Alpinist and author Isabel Suppé reflects on the accident that changed her life
By Haven Livingston
In July 2010, Isabel Suppé was climbing the 17,561-foot Ala Izquierda in Bolivia’s Cordillera Real, when her partner, Peter Wiesenekker, slipped on a patch of ice. Gaining speed, the fall ripped out their anchor and they both tumbled over 1,100 feet down the face of the mountain. When they came to a stop, both alpinists had broken bones. With injuries and extremely cold temperatures, death seemed unavoidable.
But Isabel persevered and tried to get help for both her and Peter by crawling across the glacier. She survived the first night by sitting on one tiny piece of exposed rock so her clothes wouldn’t freeze to the glacier. She leaned her head onto a trekking pole in a way that would wake her up should she start to fall into a deep sleep.
The next day she knew she wanted to live, had to live, and would do anything to get herself off the mountain. Though her leg was broken and her foot crushed, Suppé spent the next 48 hours dragging her broken body across the glacier. The rescuers who found her were amazed that she was alive. Sadly, Wiesenekker didn’t make it.
When Suppé describes Starry Night, the book she wrote after the accident, many readers expect another Touching the Void story. While there are some similarities—Touching the Void plays out in the nearby Peruvian Andes—Suppe’s account is unique. More than just a climbing accident narrative, Starry Night dives deeper into the author’s life before and after the fall.
The book’s title is taken from the painting that Van Gough created while looking through his insane asylum window at Saint-Rémy-de-Provence. Suppé relates to being trapped in the hospital, and tortured by pain while finding a sense of freedom in the beauty of the outside world. “Even when I thought I might die on the mountain, I remember staring up at the stars and feeling deeply moved by their beauty,” she said.
Though Suppé claims that her passion for climbing spontaneously boils up from within, it’s likely that her greatest influence was her grandfather. After the Second World War, he walked from the Black Sea back to his native Germany because he wanted to be in the mountains again. When doctors gave him one year to live after being diagnosed with Parkinson’s disease at age 50, he kept on climbing, and lived to be 78. He died shortly after he found himself unable to put on a harness and tie into a rope.
Suppé was clearly cast in the same mold. Her life’s meaning has evolved in the mountains, particularly when she moved from her native Germany to the Andes of South America.

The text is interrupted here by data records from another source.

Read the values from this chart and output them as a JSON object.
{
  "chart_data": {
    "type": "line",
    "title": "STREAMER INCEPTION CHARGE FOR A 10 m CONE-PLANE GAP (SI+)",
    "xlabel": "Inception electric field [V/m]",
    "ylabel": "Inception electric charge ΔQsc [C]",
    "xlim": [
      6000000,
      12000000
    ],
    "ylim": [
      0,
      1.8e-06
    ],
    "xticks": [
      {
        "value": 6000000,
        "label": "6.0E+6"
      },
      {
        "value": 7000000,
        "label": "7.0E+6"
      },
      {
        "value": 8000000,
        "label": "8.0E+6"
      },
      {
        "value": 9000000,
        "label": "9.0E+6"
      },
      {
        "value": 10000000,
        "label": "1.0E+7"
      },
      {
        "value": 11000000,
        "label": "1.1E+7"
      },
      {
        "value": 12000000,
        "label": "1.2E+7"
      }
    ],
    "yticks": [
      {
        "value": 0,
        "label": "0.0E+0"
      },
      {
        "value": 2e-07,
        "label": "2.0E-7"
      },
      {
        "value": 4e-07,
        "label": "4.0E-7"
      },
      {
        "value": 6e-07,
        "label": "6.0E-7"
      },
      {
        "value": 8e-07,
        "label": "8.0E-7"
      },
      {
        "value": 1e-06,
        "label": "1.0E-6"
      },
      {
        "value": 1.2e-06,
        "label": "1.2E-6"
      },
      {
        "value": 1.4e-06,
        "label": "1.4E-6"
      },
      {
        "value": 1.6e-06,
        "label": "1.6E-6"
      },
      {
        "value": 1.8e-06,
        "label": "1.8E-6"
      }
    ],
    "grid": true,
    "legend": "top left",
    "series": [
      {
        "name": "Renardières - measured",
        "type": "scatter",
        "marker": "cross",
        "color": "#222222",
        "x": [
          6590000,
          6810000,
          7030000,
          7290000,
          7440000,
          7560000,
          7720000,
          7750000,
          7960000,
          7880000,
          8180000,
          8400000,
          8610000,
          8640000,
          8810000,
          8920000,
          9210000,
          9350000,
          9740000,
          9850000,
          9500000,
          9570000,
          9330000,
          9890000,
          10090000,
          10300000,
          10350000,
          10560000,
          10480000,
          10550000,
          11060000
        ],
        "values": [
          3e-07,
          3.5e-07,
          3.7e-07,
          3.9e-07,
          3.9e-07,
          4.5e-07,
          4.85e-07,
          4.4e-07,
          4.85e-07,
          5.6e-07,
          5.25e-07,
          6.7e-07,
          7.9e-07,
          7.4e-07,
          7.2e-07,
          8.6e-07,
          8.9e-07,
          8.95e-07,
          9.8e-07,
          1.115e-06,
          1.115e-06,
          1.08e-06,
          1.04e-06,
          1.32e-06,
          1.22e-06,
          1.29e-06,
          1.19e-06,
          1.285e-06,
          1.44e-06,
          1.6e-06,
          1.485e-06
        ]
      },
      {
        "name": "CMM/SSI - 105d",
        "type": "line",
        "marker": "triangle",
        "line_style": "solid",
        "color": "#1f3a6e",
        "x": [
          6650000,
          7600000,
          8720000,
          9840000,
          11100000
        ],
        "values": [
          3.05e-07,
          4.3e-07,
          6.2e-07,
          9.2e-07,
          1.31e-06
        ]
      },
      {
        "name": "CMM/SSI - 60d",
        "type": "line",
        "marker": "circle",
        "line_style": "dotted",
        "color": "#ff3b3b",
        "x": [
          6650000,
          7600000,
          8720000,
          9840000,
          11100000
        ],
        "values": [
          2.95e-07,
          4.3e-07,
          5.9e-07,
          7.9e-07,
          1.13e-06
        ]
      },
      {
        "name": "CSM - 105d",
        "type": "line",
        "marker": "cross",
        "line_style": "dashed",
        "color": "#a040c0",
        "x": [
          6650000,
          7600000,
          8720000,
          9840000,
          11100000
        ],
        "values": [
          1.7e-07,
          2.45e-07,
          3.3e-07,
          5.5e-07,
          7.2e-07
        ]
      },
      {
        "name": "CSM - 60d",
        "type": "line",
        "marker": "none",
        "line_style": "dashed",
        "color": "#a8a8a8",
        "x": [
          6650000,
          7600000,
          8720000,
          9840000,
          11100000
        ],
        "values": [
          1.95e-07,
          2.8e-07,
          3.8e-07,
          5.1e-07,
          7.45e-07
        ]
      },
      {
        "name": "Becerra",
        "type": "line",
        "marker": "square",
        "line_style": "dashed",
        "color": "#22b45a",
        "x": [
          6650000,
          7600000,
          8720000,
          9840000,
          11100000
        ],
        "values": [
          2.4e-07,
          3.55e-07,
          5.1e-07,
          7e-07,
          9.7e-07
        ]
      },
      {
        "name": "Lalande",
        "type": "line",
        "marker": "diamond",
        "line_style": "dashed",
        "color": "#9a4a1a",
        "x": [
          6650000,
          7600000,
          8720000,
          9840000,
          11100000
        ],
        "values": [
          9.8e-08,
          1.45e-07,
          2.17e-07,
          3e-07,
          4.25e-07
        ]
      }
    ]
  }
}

Working as a translator and a mountain guide, Suppé supported herself by living on the fringe. In the book she cites examples of giving up on worldly possessions to fund “one more climbing trip.” Gazing out her window one fall afternoon in Bolivia, she contemplates the refrigerator she had been saving up for and realized that with winter coming soon, she could store her food outside. Predictably, she used her refrigerator money to fund another trip to the mountains, proof that climbing provided more sustenance to her than food.
In describing life after the accident, she recalls being incredibly saddened by what she saw in the hospital. “I had fought so hard for my life, and people lying around me in the hospital were just waiting for death in total apathy,” Suppé said. Inspired to climb more than ever, just over a month after the accident she set out with her crutches to climb Argentina’s Nevado de Cachiit, and was the first woman ever to solo the peak. Doctors had predicted she would never climb again.
One year after the accident and still on crutches, Suppé and partner Robert Rauch established a new route up the technical and steep southwest face of Serkhe Khollu, in Cordillera Real. They named it the Birthday of the Broken Leg.
Today, Suppé is in the process of riding her bike across the U.S. in an effort to raise funds for a surgical procedure to her right ankle. Without the surgery, she will never walk again without crutches. Planning to reach New York on September 29th, cyclists, runners, climbers and other outdoor athletes will join her as she crosses the George Washington Bridge.
As for her climbing goals since the accident, Suppé says, “I haven’t changed a thing.” But for now, her focus is on getting mobility back to her foot and on finding a publisher for an English version of her book, which is currently only available in Spanish.